Type two objects to ensure they do not share any keys

Question

I'd like to write a function of two arguments, each of which is an object. These objects must not share keys. How do I type this constraint?

// helpers
const a=1, b=2, c=3, d=4;

// how do I type this function?
function func(x, y) {/*...*/}

func({a, b, c}, {d}) // ok; no keys are shared
func({a, b}, {b, c}) // Error; key `b` is shared.

Alternatively posed: how do I constrain a type so that it does not contain keys of another type?

const foo = {a, b};
type X = typeof foo;
type NoKeysOf<S> = {/*... */}; // <- How do I constrin this type?
const bar: NoKeysOf<X> = {d};   // ok; no keys shared
const baz: NoKeysOf<X> = {b, c} // Error; `b` is shared

Answer 1

You can enforce this kind of constraint at compile-time with the never type.

declare function f<
  A,
  B extends { [K in keyof B]: K extends keyof A ? never : B[K] }
>(
  a: A, b: B
): any

What we are saying here is that if K, which is a key of B, extends one of the keys of A, its corresponding value in b will be of type never (hence, you could never construct it), otherwise, it'll just be B[K].

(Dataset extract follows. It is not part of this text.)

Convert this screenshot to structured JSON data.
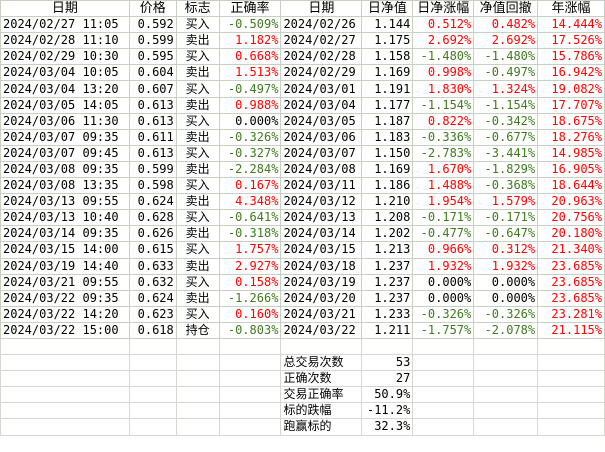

And this has exactly the desired behaviour:

const a = 1, b = 2, c = 3, d = 4;
f({ a, b, c }, { d }) // OK
f({ a, b }, { b, c }) // Error: Type 'number' is not assignable to type 'never'

Playground link

Answer 2

Personally I would write a function findSameKeys that returns all shared keys. It's up to you to also move the logic that follows into this function.

function findSameKeys(x, y) {
  const xKeys = Object.keys(x);
  return Object.keys(y).filter(k => xKeys.includes(k));
}

const o1 = { a: 1, b: 2, c: 3 };
const o2 = { x: 1, y: 2, z: 3 };
const sameKeys = findSameKeys(o1, o2);
if (sameKeys.length === 0) {
   console.log('OK: no keys are shared');
} else {
   const verb = sameKeys.length === 1 ? ' is ' : ' are ';
   console.log('Error: keys ' + sameKeys + verb + 'shared');
}